Thankfully, through Mr. Abel’s tough research and persistence, and my own tenacity, in 2003 we succeeded in changing the Oregon Structural Specialty Code to eliminate the use of wired glass in hazardous locations subject to human impact in all educational facilities, gymnasiums, athletic facilities, and commercial structures in the state of Oregon. No other state in the country had made that step, and a year later Oregon extended the limitation to all building uses in conjunction with the adoption of the updated Oregon Building Code. Unfortunately, the new code was not retroactive to existing locations of wired glass other than requiring replacement glass to meet the new standard. As you noted, we took our fight to the ICC and won new code provisions in 2003 and those were extended further in 2006. Any state adopting the new ICC code provisions would then be subject to the new regulations. It was an important victory, but much work lies ahead.

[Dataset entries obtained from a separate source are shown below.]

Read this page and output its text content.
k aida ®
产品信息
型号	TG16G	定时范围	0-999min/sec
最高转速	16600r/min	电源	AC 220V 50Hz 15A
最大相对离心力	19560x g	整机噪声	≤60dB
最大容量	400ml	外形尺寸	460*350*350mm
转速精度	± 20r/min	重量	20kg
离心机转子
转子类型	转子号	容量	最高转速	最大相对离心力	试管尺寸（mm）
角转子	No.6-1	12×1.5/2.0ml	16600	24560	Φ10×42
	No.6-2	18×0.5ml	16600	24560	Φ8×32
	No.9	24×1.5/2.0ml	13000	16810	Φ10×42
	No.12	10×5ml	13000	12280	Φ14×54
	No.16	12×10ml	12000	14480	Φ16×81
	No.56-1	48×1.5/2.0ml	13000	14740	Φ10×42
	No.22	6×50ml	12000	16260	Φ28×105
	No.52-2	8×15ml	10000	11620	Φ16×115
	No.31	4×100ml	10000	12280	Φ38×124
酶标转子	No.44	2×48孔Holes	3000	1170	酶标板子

As you aptly pointed out, none of these code provisions are retroactive. Until schools around the country realize they are paying out more in claims than it would cost to change out existing applications of wired glass, the time bomb will continue to tick. CPSC surveillance data was never specifically coded for wired glass injuries, so it made it difficult to do follow-back studies and determine which glass injuries being presented in hospitalizations and physician visits were related to wired glass. If schools across the country were required to report such data to their state departments of education, insurance carriers and parents will start to take notice and you may see some efforts at addressing these retroactive applications.
The largest of our local school districts in our community changed out their wired several years ago when Oregon adopted the new building codes because the school boards and administrators put the safety of the children in their care at the top of their agenda, no matter what the cost. These are difficult choices because school districts are facing budget cuts all across the country, but one injured child is one too many, in my humble opinion. Our local districts had seen wired glass injuries to students in the past, and it was a sight that one teacher told me he would never forget because it was such a traumatic injury. I testified in a court case in 2011 where a jury found a large school district in Oregon (one that refused to invest in changing out the old glass) was at fault and liable for several thousand dollars to a young student injured by an existing application of wired glass. Injuries and payments like these will continue to plague districts until they address this ticking time bomb.
It’s too bad the wired glass cartel could not be forced to dig into their own pockets to assist school districts in their efforts to bring schools up to safety standards. After all, their desire to make money at the expense of human safety is what got us here in the first place.